Jonathan Morales, of Holyoke, plays with his children Jaileen, 7, and Jason, 5, on Father’s Day, Sunday at Beachgrounds Park in South Hadley. Morales said that since it’s hot, they wanted to be outdoors.
Jonathan Morales, of Holyoke, plays with his children Jaileen, 7, and Jason, 5, on Father’s Day, Sunday at Beachgrounds Park in South Hadley. Morales said that since it’s hot, they wanted to be outdoors. Credit: GAZETTE STAFF/JERREY ROBERTS

NORTHAMPTON — The Oxbow Ramp on Route 5 near the Easthampton town line was packed with pickup trucks Sunday evening, their drivers waiting to winch away boats that drifted in the Connecticut River, as parents on the shore corralled children and savored the waning rays of Father’s Day.

“His children are his number one focus. He’s there for them in every way,” said Deborah Perez, 41, of Springfield, about Javier Lopez, 39, her husband of 19 years. They took their four children boating, in honor of Lopez, with a group of more than 40 friends and family.

Perez, who paused to applaud Lopez while walking toward the car, noted that she most appreciates the way he goes out of his way to express love to their children. She noted that boating on Father’s Day, a first for their family, might become a tradition in coming years.

“There were a lot of fathers and grandfathers out there,” Deborah Perez said.
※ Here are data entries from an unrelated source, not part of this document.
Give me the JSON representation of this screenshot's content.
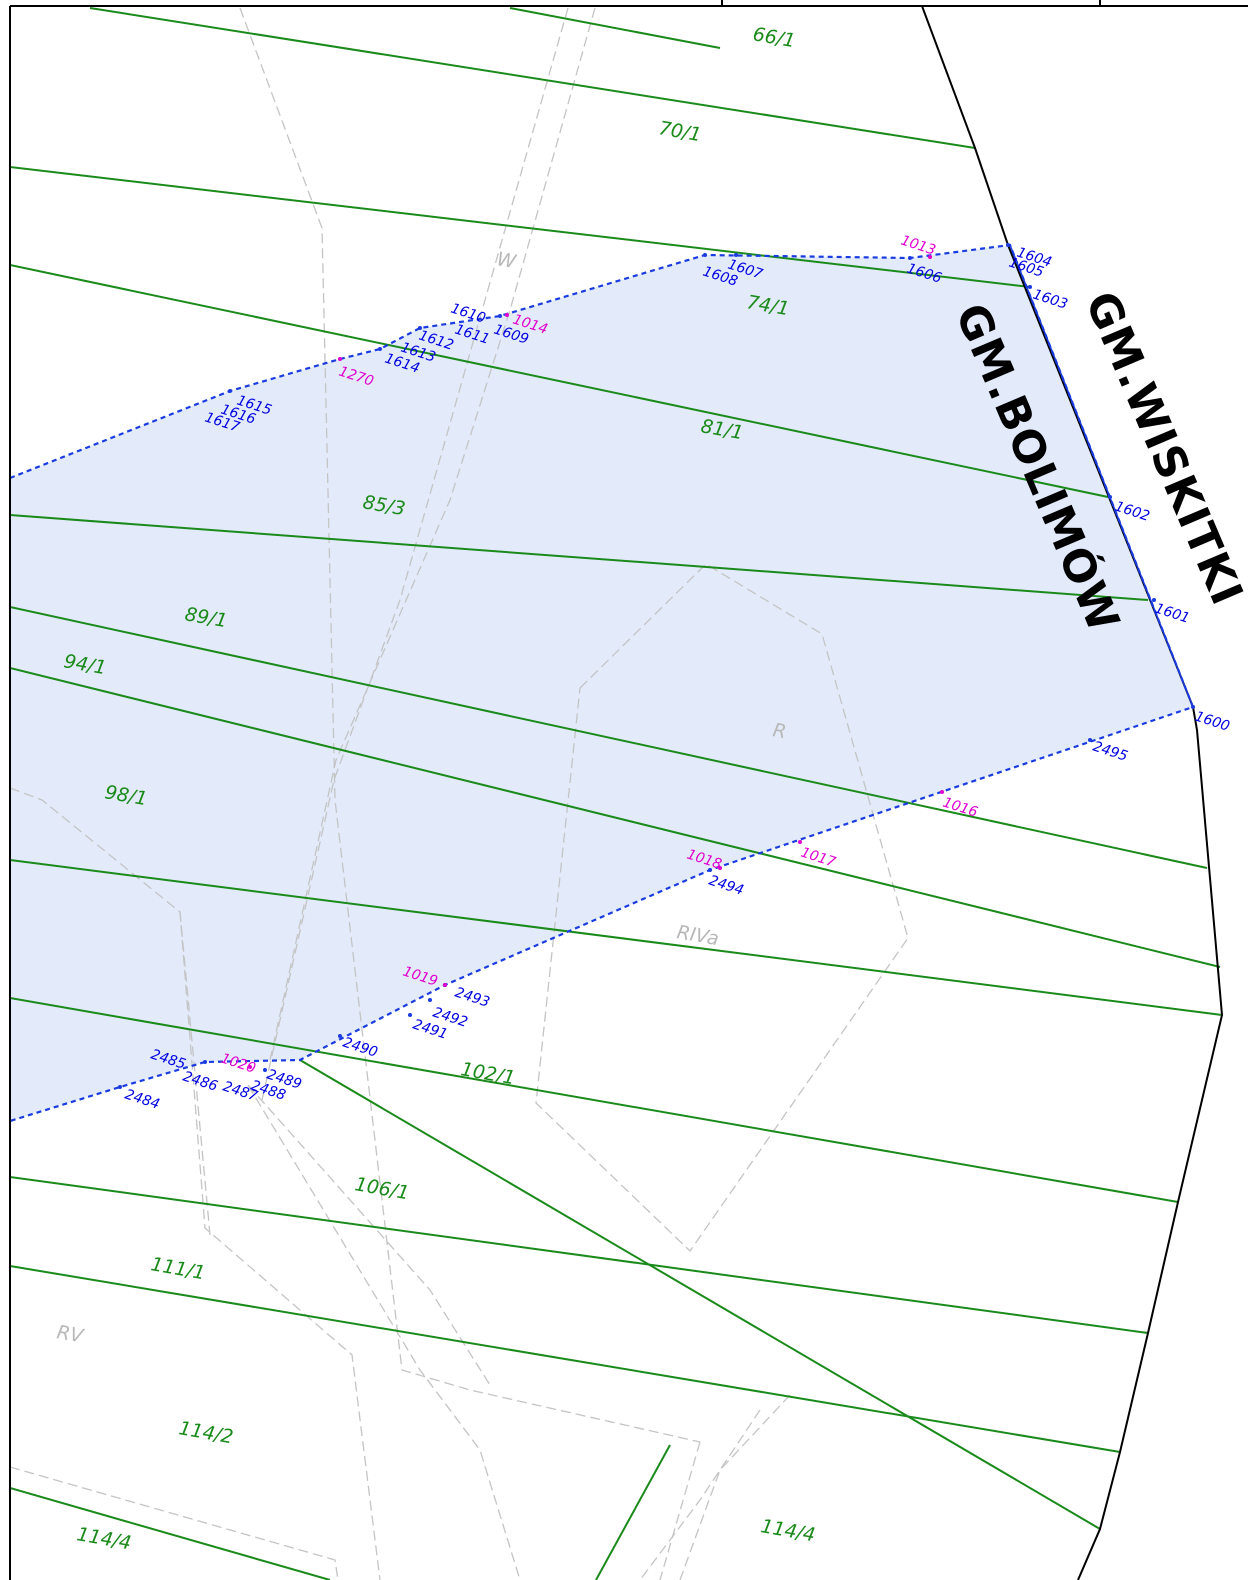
{
  "municipalities": {
    "wiskitki": "GM.WISKITKI",
    "bolimow": "GM.BOLIMÓW"
  },
  "parcels": [
    "66/1",
    "70/1",
    "74/1",
    "81/1",
    "85/3",
    "89/1",
    "94/1",
    "98/1",
    "102/1",
    "106/1",
    "111/1",
    "114/2",
    "114/4",
    "114/4"
  ],
  "land_classes": [
    "W",
    "R",
    "RIVa",
    "RV"
  ],
  "boundary_points": [
    "1600",
    "1601",
    "1602",
    "1603",
    "1604",
    "1605",
    "1606",
    "1607",
    "1608",
    "1609",
    "1610",
    "1611",
    "1612",
    "1613",
    "1614",
    "1615",
    "1616",
    "1617",
    "2484",
    "2485",
    "2486",
    "2487",
    "2488",
    "2489",
    "2490",
    "2491",
    "2492",
    "2493",
    "2494",
    "2495"
  ],
  "intersection_points": [
    "1013",
    "1014",
    "1270",
    "1016",
    "1017",
    "1018",
    "1019",
    "1020"
  ],
  "colors": {
    "parcel_line": "#1a8a1a",
    "area_fill": "#e3ebfb",
    "boundary_dashed": "#1a3be0",
    "gmina_boundary": "#000000",
    "landuse_dashed": "#c4c4c4",
    "point_label_blue": "#0000e0",
    "point_label_magenta": "#e000d0"
  }
}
With temperatures in the mid-80s throughout most of Sunday, according to the National Weather Service’s Boston office, the river became a hotspot for many people from throughout the region.

“It was great weather today. This place was flooded (with people),” said Emily Lopez, 30, of Springfield. Nearby, her fiance, Alexis Vergera, 38, prepared a truck to pick up a few jet skis and a boat. She highlighted the way that Alexis Vergera puts their three children first.
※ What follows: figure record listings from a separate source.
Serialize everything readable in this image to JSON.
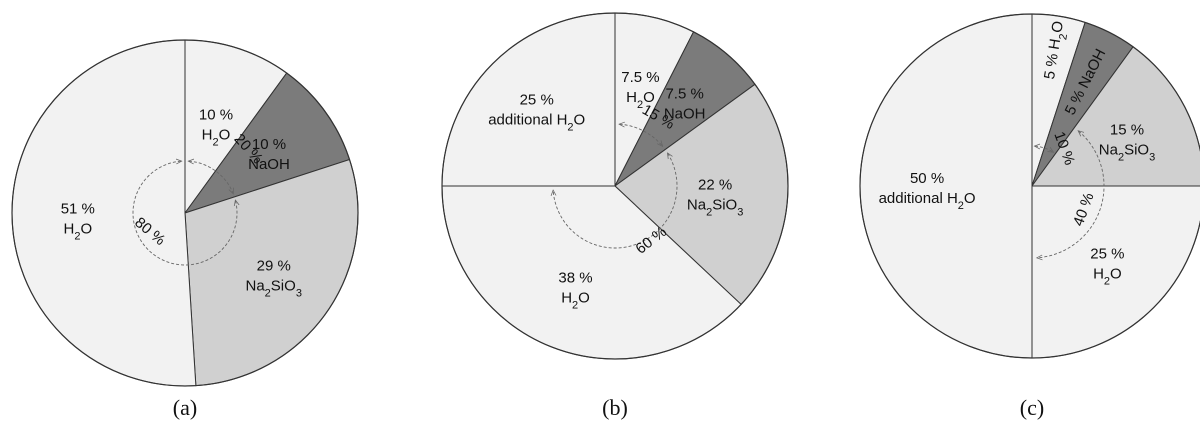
{
  "colors": {
    "light": "#f2f2f2",
    "mid": "#d0d0d0",
    "dark": "#7b7b7b",
    "stroke": "#333333",
    "arc": "#666666"
  },
  "chart_data": [
    {
      "type": "pie",
      "caption": "(a)",
      "start_direction": "up",
      "slices": [
        {
          "pct": 10,
          "percent_label": "10 %",
          "component": "H₂O",
          "shade": "light"
        },
        {
          "pct": 10,
          "percent_label": "10 %",
          "component": "NaOH",
          "shade": "dark"
        },
        {
          "pct": 29,
          "percent_label": "29 %",
          "component": "Na₂SiO₃",
          "shade": "mid"
        },
        {
          "pct": 51,
          "percent_label": "51 %",
          "component": "H₂O",
          "shade": "light"
        }
      ],
      "angle_annotations": [
        {
          "text": "20 %",
          "from_pct": 0,
          "to_pct": 20
        },
        {
          "text": "80 %",
          "from_pct": 20,
          "to_pct": 100
        }
      ]
    },
    {
      "type": "pie",
      "caption": "(b)",
      "start_direction": "up",
      "slices": [
        {
          "pct": 7.5,
          "percent_label": "7.5 %",
          "component": "H₂O",
          "shade": "light"
        },
        {
          "pct": 7.5,
          "percent_label": "7.5 %",
          "component": "NaOH",
          "shade": "dark"
        },
        {
          "pct": 22,
          "percent_label": "22 %",
          "component": "Na₂SiO₃",
          "shade": "mid"
        },
        {
          "pct": 38,
          "percent_label": "38 %",
          "component": "H₂O",
          "shade": "light"
        },
        {
          "pct": 25,
          "percent_label": "25 %",
          "component": "additional H₂O",
          "shade": "light"
        }
      ],
      "angle_annotations": [
        {
          "text": "15 %",
          "from_pct": 0,
          "to_pct": 15
        },
        {
          "text": "60 %",
          "from_pct": 15,
          "to_pct": 75
        }
      ]
    },
    {
      "type": "pie",
      "caption": "(c)",
      "start_direction": "up",
      "slices": [
        {
          "pct": 5,
          "percent_label": "5 %",
          "component": "H₂O",
          "shade": "light"
        },
        {
          "pct": 5,
          "percent_label": "5 %",
          "component": "NaOH",
          "shade": "dark"
        },
        {
          "pct": 15,
          "percent_label": "15 %",
          "component": "Na₂SiO₃",
          "shade": "mid"
        },
        {
          "pct": 25,
          "percent_label": "25 %",
          "component": "H₂O",
          "shade": "light"
        },
        {
          "pct": 50,
          "percent_label": "50 %",
          "component": "additional H₂O",
          "shade": "light"
        }
      ],
      "angle_annotations": [
        {
          "text": "10 %",
          "from_pct": 0,
          "to_pct": 10
        },
        {
          "text": "40 %",
          "from_pct": 10,
          "to_pct": 50
        }
      ]
    }
  ]
}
“He’s special. It’s hard to explain. He’s a great dad,” she said.

In a parking space nearby, friends Vicki Owen, 63, of Chicopee, and Jerry Brooks, 74, of Westfield, sat on two motorcycles watching the boaters pack up to leave. In honor of their respective dads, the pair rode through the hill towns to the Glacier Potholes in Shelburne Falls, returning via Spruce Corner Restaurant in Goshen to Northampton.
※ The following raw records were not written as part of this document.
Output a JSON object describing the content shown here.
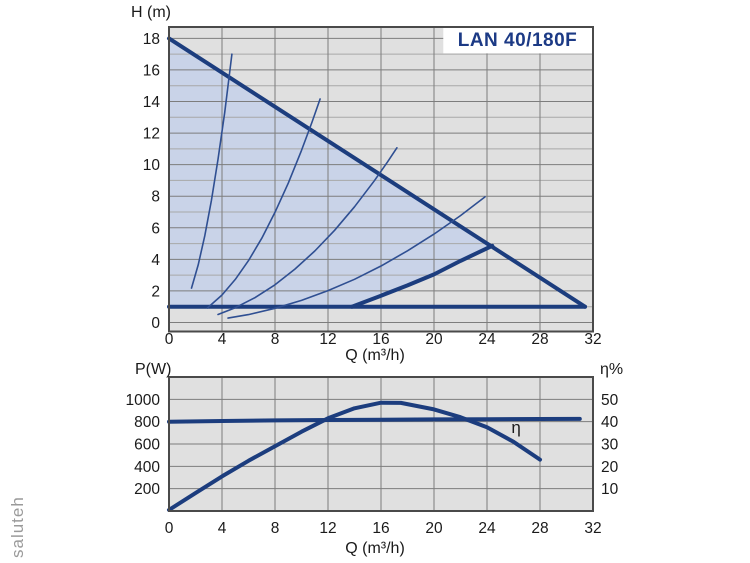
{
  "watermark": {
    "text": "saluteh"
  },
  "colors": {
    "page_bg": "#ffffff",
    "plot_bg": "#e0e0e0",
    "plot_border": "#4a4a4a",
    "grid_major": "#7d7d7d",
    "grid_minor": "#a8a8a8",
    "curve_thick": "#1c3d7e",
    "curve_thin": "#2f4f92",
    "field_fill": "#c9d3e8",
    "title_color": "#1c3a85",
    "tick_color": "#1a1a1a",
    "title_bg": "#ffffff"
  },
  "chart_data": [
    {
      "type": "line",
      "title": "LAN 40/180F",
      "xlabel": "Q (m³/h)",
      "ylabel": "H (m)",
      "xlim": [
        0,
        32
      ],
      "ylim": [
        -0.57,
        18.72
      ],
      "grid": "on",
      "x_ticks": [
        0,
        4,
        8,
        12,
        16,
        20,
        24,
        28,
        32
      ],
      "y_ticks": [
        0,
        2,
        4,
        6,
        8,
        10,
        12,
        14,
        16,
        18
      ],
      "x_gridlines": [
        4,
        8,
        12,
        16,
        20,
        24,
        28
      ],
      "y_gridlines": [
        0,
        1,
        2,
        3,
        4,
        5,
        6,
        7,
        8,
        9,
        10,
        11,
        12,
        13,
        14,
        15,
        16,
        17,
        18
      ],
      "title_box": {
        "x0": 20.7,
        "x1": 32,
        "y0": 17.05,
        "y1": 18.72
      },
      "operating_region": [
        [
          0,
          1.0
        ],
        [
          0,
          18.0
        ],
        [
          24.4,
          4.86
        ],
        [
          22,
          3.9
        ],
        [
          20,
          3.05
        ],
        [
          18,
          2.35
        ],
        [
          16,
          1.7
        ],
        [
          13.8,
          1.0
        ]
      ],
      "series": [
        {
          "name": "max-speed-curve",
          "style": "thick",
          "points": [
            [
              0,
              18.0
            ],
            [
              31.4,
              1.0
            ]
          ]
        },
        {
          "name": "min-head-line",
          "style": "thick",
          "points": [
            [
              0,
              1.0
            ],
            [
              31.4,
              1.0
            ]
          ]
        },
        {
          "name": "field-lower-boundary",
          "style": "thick",
          "points": [
            [
              13.8,
              1.0
            ],
            [
              16,
              1.7
            ],
            [
              18,
              2.35
            ],
            [
              20,
              3.05
            ],
            [
              22,
              3.9
            ],
            [
              24.4,
              4.86
            ]
          ]
        },
        {
          "name": "system-parabola-1",
          "style": "thin",
          "points": [
            [
              1.7,
              2.18
            ],
            [
              2.2,
              3.65
            ],
            [
              2.7,
              5.5
            ],
            [
              3.2,
              7.73
            ],
            [
              3.7,
              10.33
            ],
            [
              4.2,
              13.3
            ],
            [
              4.75,
              17.0
            ]
          ]
        },
        {
          "name": "system-parabola-2",
          "style": "thin",
          "points": [
            [
              2.9,
              0.92
            ],
            [
              4,
              1.74
            ],
            [
              5,
              2.73
            ],
            [
              6,
              3.92
            ],
            [
              7,
              5.34
            ],
            [
              8,
              6.98
            ],
            [
              9,
              8.83
            ],
            [
              10,
              10.9
            ],
            [
              10.8,
              12.71
            ],
            [
              11.4,
              14.16
            ]
          ]
        },
        {
          "name": "system-parabola-3",
          "style": "thin",
          "points": [
            [
              3.7,
              0.51
            ],
            [
              5,
              0.94
            ],
            [
              6.5,
              1.58
            ],
            [
              8,
              2.39
            ],
            [
              9.5,
              3.38
            ],
            [
              11,
              4.53
            ],
            [
              12.5,
              5.84
            ],
            [
              14,
              7.33
            ],
            [
              15.5,
              8.98
            ],
            [
              16.5,
              10.18
            ],
            [
              17.2,
              11.07
            ]
          ]
        },
        {
          "name": "system-parabola-4",
          "style": "thin",
          "points": [
            [
              4.45,
              0.28
            ],
            [
              6,
              0.5
            ],
            [
              8,
              0.9
            ],
            [
              10,
              1.4
            ],
            [
              12,
              2.02
            ],
            [
              14,
              2.74
            ],
            [
              16,
              3.58
            ],
            [
              18,
              4.54
            ],
            [
              20,
              5.6
            ],
            [
              22,
              6.77
            ],
            [
              23.85,
              7.96
            ]
          ]
        }
      ]
    },
    {
      "type": "line",
      "xlabel": "Q (m³/h)",
      "ylabel": "P(W)",
      "ylabel_right": "η%",
      "xlim": [
        0,
        32
      ],
      "ylim_left": [
        0,
        1200
      ],
      "ylim_right": [
        0,
        60
      ],
      "grid": "on",
      "x_ticks": [
        0,
        4,
        8,
        12,
        16,
        20,
        24,
        28,
        32
      ],
      "y_ticks_left": [
        200,
        400,
        600,
        800,
        1000
      ],
      "y_ticks_right": [
        10,
        20,
        30,
        40,
        50
      ],
      "x_gridlines": [
        4,
        8,
        12,
        16,
        20,
        24,
        28
      ],
      "y_gridlines_left": [
        200,
        400,
        600,
        800,
        1000
      ],
      "series": [
        {
          "name": "power-curve",
          "axis": "left",
          "style": "thick",
          "points": [
            [
              0,
              800
            ],
            [
              4,
              806
            ],
            [
              8,
              811
            ],
            [
              12,
              815
            ],
            [
              16,
              818
            ],
            [
              20,
              820
            ],
            [
              24,
              822
            ],
            [
              28,
              824
            ],
            [
              31,
              825
            ]
          ]
        },
        {
          "name": "efficiency-curve",
          "axis": "right",
          "style": "thick",
          "points": [
            [
              0,
              0.5
            ],
            [
              2,
              8
            ],
            [
              4,
              15.5
            ],
            [
              6,
              22.5
            ],
            [
              8,
              29
            ],
            [
              10,
              35.5
            ],
            [
              12,
              41.5
            ],
            [
              14,
              46
            ],
            [
              16,
              48.5
            ],
            [
              17.5,
              48.4
            ],
            [
              20,
              45.5
            ],
            [
              22,
              42
            ],
            [
              24,
              37.5
            ],
            [
              26,
              31
            ],
            [
              28,
              23
            ]
          ]
        }
      ],
      "annotations": [
        {
          "text": "η",
          "x": 26.2,
          "y_right": 35
        }
      ]
    }
  ]
}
The fondest memories that Owen has of her past father, who received a purple heart in the Korean War, are of their conversations — which she says were always authentic.

“My father was soft-spoken, and he didn’t say much. But when he did say something, you listened,” Owen said.

Sitting next to Owen, Brooks, a Marine corps Vietnam veteran, reminisced about the hunting and fishing expeditions he often went on as a child with his father, who isn’t living either, to Worthington and Vermont. Now a father himself, Brooks says he intentionally has shared similar memories with his own children by teaching them to hunt and fish.

Of the traits her father passed along while parenting, Vicki Owens is most grateful for his examples of “honesty, respect,” she said, adding, “I couldn’t have asked for a better dad.”